The West Indies Cricket Board president, Julian Hunte, also articulated the global outrage. "All test-playing nations must ensure that security is priority number one, in our area of the world as well," he said. "Before, it was felt that cricketers were not being targeted regardless of what was going on in Pakistan. There was a level of comfort. This now blows that away and it means cricketers are being seen as targets. It is a matter we cannot ignore, and we must ensure the safety of players and everyone else involved in this beautiful game."

It was always likely that the IPL would be an unwelcome spectre. So it proved. Hardly had the Sri Lankan team been airlifted from the stadium than the IPL's commissioner, Lalit Modi said his competition would still be taking place. "The IPL will go ahead as planned and I don't visualise any impact on it," Modi said on NDTV. "There are a few dates which will change due to the general elections and a few of the games will be shifted around. But we will get under way on 10 April."

If this almost beggared belief considering what had happened, the Indian government saw matters differently. While Modi stipulated that several security measures had already been put in place following the Mumbai terrorist attacks, which caused England briefly to abandon their Indian tour late last year, and that they had envisaged every conceivable mode of attack, the government's home minister called for the IPL to be abandoned.

Any difficulties have been compounded by the calling of elections in India with polling coinciding with the IPL. The country's home minister Palaniappan Chidambaram said: "I have requested the home secretary to get in touch with the IPL organisers and discuss rescheduling the dates. It will be difficult to provide adequate paramilitary forces for election purposes and for the IPL.
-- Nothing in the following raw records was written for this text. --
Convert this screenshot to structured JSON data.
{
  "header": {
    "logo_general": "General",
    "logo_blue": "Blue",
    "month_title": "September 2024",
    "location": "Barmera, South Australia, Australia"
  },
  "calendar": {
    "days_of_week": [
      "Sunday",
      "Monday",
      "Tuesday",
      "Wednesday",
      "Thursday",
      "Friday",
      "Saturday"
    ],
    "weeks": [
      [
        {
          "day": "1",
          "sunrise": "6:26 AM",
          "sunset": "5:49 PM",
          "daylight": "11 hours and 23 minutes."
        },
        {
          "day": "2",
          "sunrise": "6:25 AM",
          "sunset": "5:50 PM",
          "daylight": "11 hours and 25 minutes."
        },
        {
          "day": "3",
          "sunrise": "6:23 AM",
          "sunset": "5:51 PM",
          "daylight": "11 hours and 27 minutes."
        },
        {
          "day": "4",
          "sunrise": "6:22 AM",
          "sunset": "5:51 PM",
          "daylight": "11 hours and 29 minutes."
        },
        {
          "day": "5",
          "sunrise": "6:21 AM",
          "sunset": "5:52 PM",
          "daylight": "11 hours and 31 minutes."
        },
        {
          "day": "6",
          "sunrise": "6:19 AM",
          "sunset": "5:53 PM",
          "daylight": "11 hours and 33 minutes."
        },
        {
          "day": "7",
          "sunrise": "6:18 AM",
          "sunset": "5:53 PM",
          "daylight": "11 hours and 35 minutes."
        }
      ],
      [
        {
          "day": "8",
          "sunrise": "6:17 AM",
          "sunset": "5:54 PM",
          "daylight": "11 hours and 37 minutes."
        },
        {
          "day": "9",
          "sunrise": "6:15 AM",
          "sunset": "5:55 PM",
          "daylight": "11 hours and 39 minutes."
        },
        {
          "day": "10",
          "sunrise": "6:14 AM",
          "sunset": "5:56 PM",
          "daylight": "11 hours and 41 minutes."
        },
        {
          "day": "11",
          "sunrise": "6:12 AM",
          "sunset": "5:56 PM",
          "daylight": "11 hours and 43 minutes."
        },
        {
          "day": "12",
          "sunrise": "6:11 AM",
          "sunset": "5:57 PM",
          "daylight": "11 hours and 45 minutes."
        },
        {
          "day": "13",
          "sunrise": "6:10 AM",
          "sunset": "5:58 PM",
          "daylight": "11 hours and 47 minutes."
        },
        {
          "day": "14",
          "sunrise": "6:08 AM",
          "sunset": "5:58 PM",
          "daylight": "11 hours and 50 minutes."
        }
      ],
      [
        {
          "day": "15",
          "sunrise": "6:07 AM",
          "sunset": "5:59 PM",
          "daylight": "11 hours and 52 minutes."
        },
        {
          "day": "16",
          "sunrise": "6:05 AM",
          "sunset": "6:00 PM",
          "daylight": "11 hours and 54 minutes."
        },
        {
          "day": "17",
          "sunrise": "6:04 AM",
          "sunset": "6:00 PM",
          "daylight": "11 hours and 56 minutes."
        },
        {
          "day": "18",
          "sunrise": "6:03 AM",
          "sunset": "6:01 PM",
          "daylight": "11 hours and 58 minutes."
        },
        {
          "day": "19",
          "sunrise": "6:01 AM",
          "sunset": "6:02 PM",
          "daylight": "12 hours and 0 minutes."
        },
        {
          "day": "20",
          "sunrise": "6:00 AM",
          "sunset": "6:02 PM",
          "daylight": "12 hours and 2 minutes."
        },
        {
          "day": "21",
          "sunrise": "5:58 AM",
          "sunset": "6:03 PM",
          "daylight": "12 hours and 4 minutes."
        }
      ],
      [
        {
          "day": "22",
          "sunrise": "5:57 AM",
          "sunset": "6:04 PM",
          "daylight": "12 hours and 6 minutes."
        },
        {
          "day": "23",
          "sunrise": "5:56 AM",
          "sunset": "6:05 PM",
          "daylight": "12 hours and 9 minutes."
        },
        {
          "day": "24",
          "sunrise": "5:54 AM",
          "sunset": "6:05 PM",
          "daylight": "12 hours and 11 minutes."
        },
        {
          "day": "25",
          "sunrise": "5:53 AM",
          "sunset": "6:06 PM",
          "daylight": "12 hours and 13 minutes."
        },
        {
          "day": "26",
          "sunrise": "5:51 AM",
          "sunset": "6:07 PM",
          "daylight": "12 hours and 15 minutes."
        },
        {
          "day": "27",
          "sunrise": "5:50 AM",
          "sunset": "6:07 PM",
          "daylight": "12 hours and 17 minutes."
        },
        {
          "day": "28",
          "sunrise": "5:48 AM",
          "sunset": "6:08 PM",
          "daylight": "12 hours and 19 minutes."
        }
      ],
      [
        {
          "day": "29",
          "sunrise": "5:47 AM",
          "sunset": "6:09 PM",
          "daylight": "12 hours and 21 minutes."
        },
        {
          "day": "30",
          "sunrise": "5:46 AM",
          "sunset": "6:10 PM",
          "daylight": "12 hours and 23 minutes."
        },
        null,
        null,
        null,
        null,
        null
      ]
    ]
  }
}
"I'm not worried about my ability to provide security. I can. But since it coincides with the elections, I don't want to be stretched and I don't want my forces to be strained."

In those circumstances it is impossible to imagine that even a competition as lucrative as the IPL could proceed as planned, or that England's recruited players will wish to take part. But with the IPL anything is possible.

The ICC will be under the closest scrutiny now. With Lorgat at the helm they will endeavour to act as a proper governing body.

That could be seen by his urging Pakistan to seek neutral venues to play matches, with England well to the fore as the venue. But as the dust settles slightly with the murderers still at large, Lorgat will see that it is not simply about Pakistan. It is about cricket everywhere.